To evaluate changes in utilization of nonsteroidal immunosuppressive treatments (NSISTs) before and after efgartigimod initiation in patients with myasthenia gravis (MG).
While reduction in usage of oral glucocorticoids after efgartigimod initiation has been previously observed in the United States (US), evidence is limited regarding the impact on NSIST utilization.

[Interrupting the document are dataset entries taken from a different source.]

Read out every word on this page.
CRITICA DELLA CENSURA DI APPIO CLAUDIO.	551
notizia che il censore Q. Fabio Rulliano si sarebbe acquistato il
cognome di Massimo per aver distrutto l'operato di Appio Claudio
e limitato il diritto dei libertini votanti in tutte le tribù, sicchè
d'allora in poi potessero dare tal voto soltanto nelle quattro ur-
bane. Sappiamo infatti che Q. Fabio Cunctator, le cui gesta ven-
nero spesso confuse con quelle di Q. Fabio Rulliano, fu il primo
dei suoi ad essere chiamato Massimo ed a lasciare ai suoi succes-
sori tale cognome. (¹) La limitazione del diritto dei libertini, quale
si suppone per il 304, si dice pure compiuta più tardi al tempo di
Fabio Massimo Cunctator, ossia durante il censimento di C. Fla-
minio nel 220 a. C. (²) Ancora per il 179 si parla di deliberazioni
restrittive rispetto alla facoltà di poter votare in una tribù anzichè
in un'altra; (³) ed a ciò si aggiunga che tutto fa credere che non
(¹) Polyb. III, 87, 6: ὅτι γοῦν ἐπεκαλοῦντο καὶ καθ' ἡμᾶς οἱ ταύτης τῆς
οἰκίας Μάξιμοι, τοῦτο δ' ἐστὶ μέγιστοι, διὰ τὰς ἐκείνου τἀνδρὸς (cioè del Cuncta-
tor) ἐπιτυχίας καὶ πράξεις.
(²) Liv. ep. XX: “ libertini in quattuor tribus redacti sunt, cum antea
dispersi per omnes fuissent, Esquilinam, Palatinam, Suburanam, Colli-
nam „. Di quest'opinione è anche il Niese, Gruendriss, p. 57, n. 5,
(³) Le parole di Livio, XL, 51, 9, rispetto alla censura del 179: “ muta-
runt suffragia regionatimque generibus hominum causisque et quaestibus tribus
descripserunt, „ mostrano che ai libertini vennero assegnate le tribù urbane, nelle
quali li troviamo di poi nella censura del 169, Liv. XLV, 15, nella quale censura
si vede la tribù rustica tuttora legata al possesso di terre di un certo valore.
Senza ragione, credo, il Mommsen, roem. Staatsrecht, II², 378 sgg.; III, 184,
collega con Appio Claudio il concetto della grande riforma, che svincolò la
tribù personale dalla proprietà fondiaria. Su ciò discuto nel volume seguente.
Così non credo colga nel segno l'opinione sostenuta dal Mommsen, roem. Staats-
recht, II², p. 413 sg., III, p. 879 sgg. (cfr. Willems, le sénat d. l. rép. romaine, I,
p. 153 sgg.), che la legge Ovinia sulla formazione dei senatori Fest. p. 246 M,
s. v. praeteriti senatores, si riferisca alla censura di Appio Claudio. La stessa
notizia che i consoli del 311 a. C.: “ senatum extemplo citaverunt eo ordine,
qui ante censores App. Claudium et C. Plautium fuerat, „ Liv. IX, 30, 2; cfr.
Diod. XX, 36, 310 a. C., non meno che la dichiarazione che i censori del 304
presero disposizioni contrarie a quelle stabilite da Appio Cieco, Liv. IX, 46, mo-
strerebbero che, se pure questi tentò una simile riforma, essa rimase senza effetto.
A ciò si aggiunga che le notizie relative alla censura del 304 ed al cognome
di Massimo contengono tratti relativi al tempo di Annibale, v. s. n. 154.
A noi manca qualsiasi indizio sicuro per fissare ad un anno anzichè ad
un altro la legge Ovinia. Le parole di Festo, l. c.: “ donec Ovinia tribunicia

In this retrospective cohort study, patients with MG who initiated and continued efgartigimod treatment for at least 1-year were identified from a US medical and pharmacy claims database (based on information licensed from IQVIA: Longitudinal Access and Adjudication Data [LAAD] for the period April 2016−January 2024, reflecting estimates of real-world activity [all rights reserved]). Patients who had any usage of mycophenolate mofetil (MMF) or azathioprine (AZA) during the 90-day period immediately prior to efgartigimod initiation (index date) were selected. Mean (SD) average daily dose (ADD) of MMF and AZA was evaluated at baseline (during the 90 days immediately prior to index) and at 12-months after efgartigimod initiation (Days 330-360 after index).
103 patients with MMF usage and 60 patients with AZA usage before index were included. Mean (SD) age was 61.7 (12.9) years and 39% (n=40/103) were female in the MMF cohort. Mean (SD) age was 56.1 (15.4) years and 48% (n=29/60) were female in the AZA cohort. Among the MMF cohort, mean ADD (SD) of MMF significantly dropped from 1629.4 (862.7) mg/day at baseline to 1301.6 (1166.6) mg/day after efgartigimod initiation (P<0.05). Among the AZA cohort, mean ADD (SD) of AZA significantly dropped from 131.1 (80.4) mg/day to 92.4 (81.5) mg/day after efgartigimod initiation (P<0.05).
Based on US claims, overall ADD for both MMF and AZA were significantly reduced in patients who continued efgartigimod treatment for ≥1-year.